Flow regimes in emptying–filling boxes with two buoyancy sources of differing strengths and elevations

Abstract

Emptying–filling boxes have been studied in a wide range of configurations for decades, but the flow created in the box by two plumes rising from sources of arbitrary strength and elevation was previously unsolved. Guided by experiments and simplified analytical modelling, we reveal a rich array of two- and three-layer stratifications across seven possible flow regimes. The governing equations for these regimes show how the prevailing regime and stratification properties vary with three key parameters: the relative strength of the plumes, the height difference between their sources and a parameter characterising the resistance of the box to emptying. We observe and explain new behaviours not described in previous studies that are crucial to understanding emptying–filling boxes with multiple plumes.
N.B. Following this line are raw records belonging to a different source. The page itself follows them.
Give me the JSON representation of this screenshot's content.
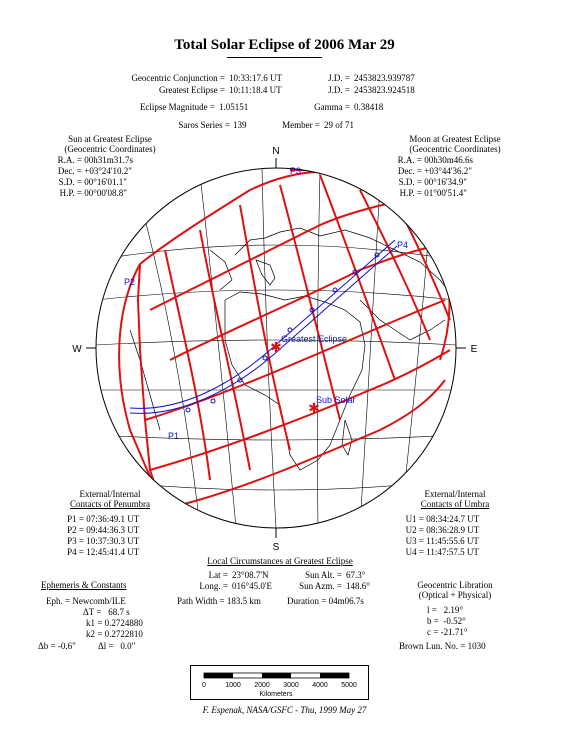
{
  "title": "Total Solar Eclipse of 2006 Mar 29",
  "header": {
    "conj_label": "Geocentric Conjunction =",
    "conj_value": "10:33:17.6 UT",
    "jd1_label": "J.D. =",
    "jd1_value": "2453823.939787",
    "ge_label": "Greatest Eclipse =",
    "ge_value": "10:11:18.4 UT",
    "jd2_label": "J.D. =",
    "jd2_value": "2453823.924518",
    "mag_label": "Eclipse Magnitude =",
    "mag_value": "1.05151",
    "gamma_label": "Gamma =",
    "gamma_value": "0.38418",
    "saros_label": "Saros Series =",
    "saros_value": "139",
    "member_label": "Member =",
    "member_value": "29 of 71"
  },
  "sun": {
    "heading1": "Sun at Greatest Eclipse",
    "heading2": "(Geocentric Coordinates)",
    "rows": [
      {
        "k": "R.A. =",
        "v": "00h31m31.7s"
      },
      {
        "k": "Dec. =",
        "v": "+03°24'10.2\""
      },
      {
        "k": "S.D. =",
        "v": "00°16'01.1\""
      },
      {
        "k": "H.P. =",
        "v": "00°00'08.8\""
      }
    ]
  },
  "moon": {
    "heading1": "Moon at Greatest Eclipse",
    "heading2": "(Geocentric Coordinates)",
    "rows": [
      {
        "k": "R.A. =",
        "v": "00h30m46.6s"
      },
      {
        "k": "Dec. =",
        "v": "+03°44'36.2\""
      },
      {
        "k": "S.D. =",
        "v": "00°16'34.9\""
      },
      {
        "k": "H.P. =",
        "v": "01°00'51.4\""
      }
    ]
  },
  "globe": {
    "north": "N",
    "south": "S",
    "east": "E",
    "west": "W",
    "labels": {
      "p1": "P1",
      "p2": "P2",
      "p3": "P3",
      "p4": "P4",
      "greatest": "Greatest Eclipse",
      "subsolar": "Sub Solar"
    },
    "colors": {
      "path": "#dd1111",
      "track": "#1111cc",
      "lines": "#000000"
    }
  },
  "penumbra": {
    "heading1": "External/Internal",
    "heading2": "Contacts of Penumbra",
    "rows": [
      {
        "k": "P1 =",
        "v": "07:36:49.1 UT"
      },
      {
        "k": "P2 =",
        "v": "09:44:36.3 UT"
      },
      {
        "k": "P3 =",
        "v": "10:37:30.3 UT"
      },
      {
        "k": "P4 =",
        "v": "12:45:41.4 UT"
      }
    ]
  },
  "umbra": {
    "heading1": "External/Internal",
    "heading2": "Contacts of Umbra",
    "rows": [
      {
        "k": "U1 =",
        "v": "08:34:24.7 UT"
      },
      {
        "k": "U2 =",
        "v": "08:36:28.9 UT"
      },
      {
        "k": "U3 =",
        "v": "11:45:55.6 UT"
      },
      {
        "k": "U4 =",
        "v": "11:47:57.5 UT"
      }
    ]
  },
  "local": {
    "heading": "Local Circumstances at Greatest Eclipse",
    "lat_label": "Lat =",
    "lat_value": "23°08.7'N",
    "long_label": "Long. =",
    "long_value": "016°45.0'E",
    "width_label": "Path Width =",
    "width_value": "183.5 km",
    "alt_label": "Sun Alt. =",
    "alt_value": "67.3°",
    "azm_label": "Sun Azm. =",
    "azm_value": "148.6°",
    "dur_label": "Duration =",
    "dur_value": "04m06.7s"
  },
  "ephem": {
    "heading": "Ephemeris & Constants",
    "eph": "Eph. = Newcomb/ILE",
    "dt_label": "ΔT =",
    "dt_value": "68.7 s",
    "k1_label": "k1 =",
    "k1_value": "0.2724880",
    "k2_label": "k2 =",
    "k2_value": "0.2722810",
    "db_label": "Δb =",
    "db_value": "-0.6\"",
    "dl_label": "Δl =",
    "dl_value": "0.0\""
  },
  "libration": {
    "heading1": "Geocentric Libration",
    "heading2": "(Optical + Physical)",
    "l_label": "l =",
    "l_value": "2.19°",
    "b_label": "b =",
    "b_value": "-0.52°",
    "c_label": "c =",
    "c_value": "-21.71°",
    "brown": "Brown Lun. No. = 1030"
  },
  "scale": {
    "ticks": [
      "0",
      "1000",
      "2000",
      "3000",
      "4000",
      "5000"
    ],
    "unit": "Kilometers"
  },
  "credit": "F. Espenak, NASA/GSFC - Thu, 1999 May 27"
}
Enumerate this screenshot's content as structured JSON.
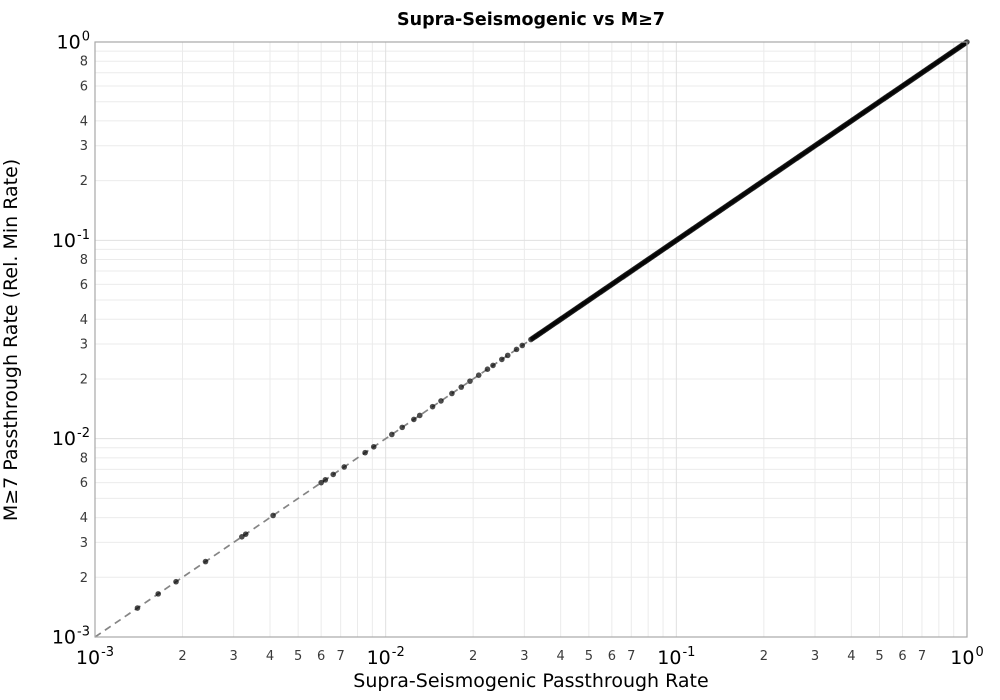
{
  "chart_data": {
    "type": "scatter",
    "title": "Supra-Seismogenic vs M≥7",
    "xlabel": "Supra-Seismogenic Passthrough Rate",
    "ylabel": "M≥7 Passthrough Rate (Rel. Min Rate)",
    "xscale": "log",
    "yscale": "log",
    "xlim": [
      0.001,
      1.0
    ],
    "ylim": [
      0.001,
      1.0
    ],
    "grid": true,
    "legend": "none",
    "x_axis": {
      "major_tick_exponents": [
        -3,
        -2,
        -1,
        0
      ],
      "major_tick_base": "10",
      "minor_tick_labels": [
        2,
        3,
        4,
        5,
        6,
        7
      ],
      "minor_grid_subs": [
        2,
        3,
        4,
        5,
        6,
        7,
        8,
        9
      ]
    },
    "y_axis": {
      "major_tick_exponents": [
        0,
        -1,
        -2,
        -3
      ],
      "major_tick_base": "10",
      "minor_tick_labels": [
        2,
        3,
        4,
        6,
        8
      ],
      "minor_grid_subs": [
        2,
        3,
        4,
        5,
        6,
        7,
        8,
        9
      ]
    },
    "reference_line": {
      "relation": "y = x (1:1 line)",
      "from": 0.001,
      "to": 1.0,
      "style": "dashed",
      "color": "#858585"
    },
    "series": [
      {
        "name": "passthrough-rate points",
        "relation": "y equals x for every point (all points lie exactly on the 1:1 line)",
        "marker": {
          "shape": "circle",
          "color": "#000000",
          "opacity": 0.7,
          "radius_px": 2.8
        },
        "sparse_points_x": [
          0.0014,
          0.00165,
          0.0019,
          0.0024,
          0.0032,
          0.0033,
          0.0041,
          0.006,
          0.0062,
          0.0066,
          0.0072,
          0.0085,
          0.0091,
          0.0105,
          0.0114,
          0.0125,
          0.0131,
          0.0145,
          0.0155,
          0.0169,
          0.0182,
          0.0195,
          0.0209,
          0.0224,
          0.0234,
          0.0251,
          0.0263,
          0.0282,
          0.0295
        ],
        "dense_band_x": {
          "min": 0.0316,
          "max": 1.0,
          "log10_step": 0.005,
          "description": "points so dense from ~0.03 to 1.0 that they merge into a solid thick black diagonal line ending at (1,1)"
        }
      }
    ],
    "colors": {
      "background": "#ffffff",
      "grid_major": "#e0e0e0",
      "grid_minor": "#ebebeb",
      "spine": "#a8a8a8",
      "tick_major_text": "#000000",
      "tick_minor_text": "#3a3a3a",
      "title_text": "#000000",
      "axis_label_text": "#000000"
    }
  }
}
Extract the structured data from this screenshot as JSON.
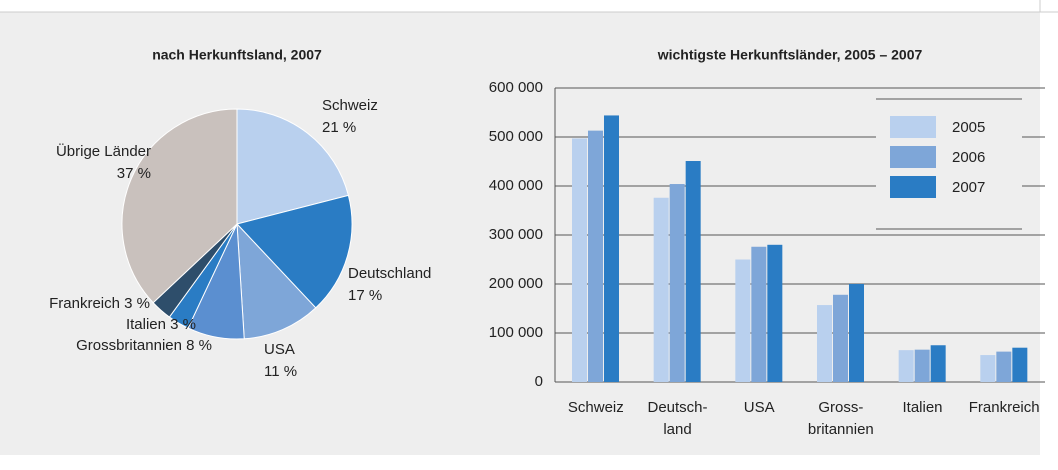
{
  "chart_data": [
    {
      "type": "pie",
      "title": "nach Herkunftsland, 2007",
      "categories": [
        "Schweiz",
        "Deutschland",
        "USA",
        "Grossbritannien",
        "Italien",
        "Frankreich",
        "Übrige Länder"
      ],
      "values": [
        21,
        17,
        11,
        8,
        3,
        3,
        37
      ],
      "value_labels": [
        "21 %",
        "17 %",
        "11 %",
        "8 %",
        "3 %",
        "3 %",
        "37 %"
      ],
      "colors": [
        "#b9d0ee",
        "#2a7cc4",
        "#7ea6d8",
        "#5b8fd0",
        "#2a7cc4",
        "#2e4e6b",
        "#c9c1bd"
      ]
    },
    {
      "type": "bar",
      "title": "wichtigste Herkunftsländer, 2005 – 2007",
      "categories": [
        [
          "Schweiz"
        ],
        [
          "Deutsch-",
          "land"
        ],
        [
          "USA"
        ],
        [
          "Gross-",
          "britannien"
        ],
        [
          "Italien"
        ],
        [
          "Frankreich"
        ]
      ],
      "series": [
        {
          "name": "2005",
          "color": "#b9d0ee",
          "values": [
            497000,
            376000,
            250000,
            157000,
            65000,
            55000
          ]
        },
        {
          "name": "2006",
          "color": "#7ea6d8",
          "values": [
            513000,
            404000,
            276000,
            178000,
            66000,
            62000
          ]
        },
        {
          "name": "2007",
          "color": "#2a7cc4",
          "values": [
            544000,
            451000,
            280000,
            200000,
            75000,
            70000
          ]
        }
      ],
      "ylim": [
        0,
        600000
      ],
      "yticks": [
        0,
        {
          "value": 100000,
          "label": "100 000"
        },
        {
          "value": 200000,
          "label": "200 000"
        },
        {
          "value": 300000,
          "label": "300 000"
        },
        {
          "value": 400000,
          "label": "400 000"
        },
        {
          "value": 500000,
          "label": "500 000"
        },
        {
          "value": 600000,
          "label": "600 000"
        }
      ],
      "grid": true,
      "legend": "top-right"
    }
  ]
}
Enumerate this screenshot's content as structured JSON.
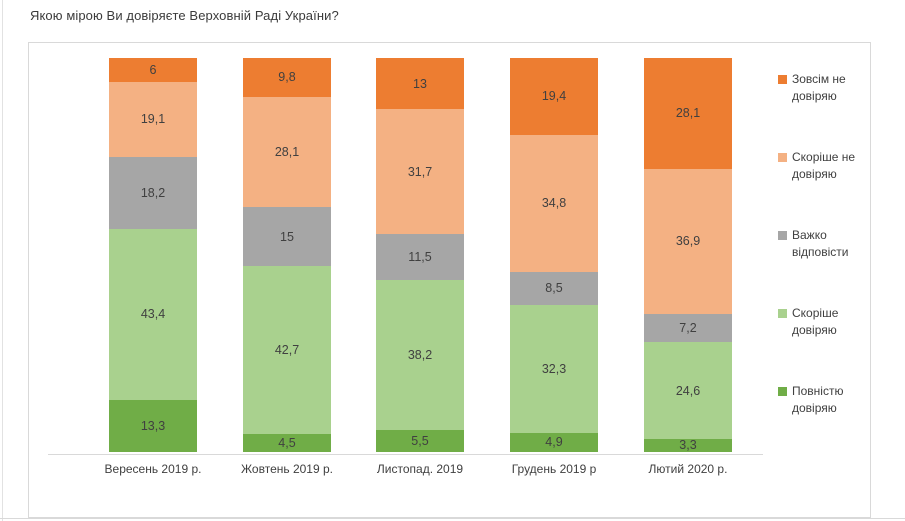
{
  "chart_data": {
    "type": "bar",
    "stacked": true,
    "title": "Якою мірою Ви довіряєте Верховній Раді України?",
    "categories": [
      "Вересень 2019 р.",
      "Жовтень 2019 р.",
      "Листопад. 2019",
      "Грудень 2019 р",
      "Лютий 2020 р."
    ],
    "series": [
      {
        "name": "Зовсім не довіряю",
        "color": "#ED7D31",
        "values": [
          6,
          9.8,
          13,
          19.4,
          28.1
        ],
        "labels": [
          "6",
          "9,8",
          "13",
          "19,4",
          "28,1"
        ]
      },
      {
        "name": "Скоріше не довіряю",
        "color": "#F4B183",
        "values": [
          19.1,
          28.1,
          31.7,
          34.8,
          36.9
        ],
        "labels": [
          "19,1",
          "28,1",
          "31,7",
          "34,8",
          "36,9"
        ]
      },
      {
        "name": "Важко відповісти",
        "color": "#A6A6A6",
        "values": [
          18.2,
          15,
          11.5,
          8.5,
          7.2
        ],
        "labels": [
          "18,2",
          "15",
          "11,5",
          "8,5",
          "7,2"
        ]
      },
      {
        "name": "Скоріше довіряю",
        "color": "#A9D18E",
        "values": [
          43.4,
          42.7,
          38.2,
          32.3,
          24.6
        ],
        "labels": [
          "43,4",
          "42,7",
          "38,2",
          "32,3",
          "24,6"
        ]
      },
      {
        "name": "Повністю довіряю",
        "color": "#70AD47",
        "values": [
          13.3,
          4.5,
          5.5,
          4.9,
          3.3
        ],
        "labels": [
          "13,3",
          "4,5",
          "5,5",
          "4,9",
          "3,3"
        ]
      }
    ],
    "legend_position": "right",
    "ylim": [
      0,
      100
    ],
    "grid": false,
    "value_label_color": "#404040",
    "border_color": "#d9d9d9"
  }
}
In particular, we demonstrate that the oft-assumed premise that $n$ plumes leads to a stratification with $n+1$ layers is not necessarily true, even in the absence of mixing. Two emptying–filling box models are developed: an analytical model addressing all combinations of the governing parameters and an extended model for three-layer stratifications that incorporates two mixing processes observed in the experiments. The predictions of these two models are in generally excellent agreement with measurements from the experimental campaign covering 69 combinations of the governing parameters. This study improves our understanding of emptying–filling boxes and could facilitate improvements to natural ventilation building design, as demonstrated by an example scenario in which occupants feel cooler upon the addition of a second source of heat.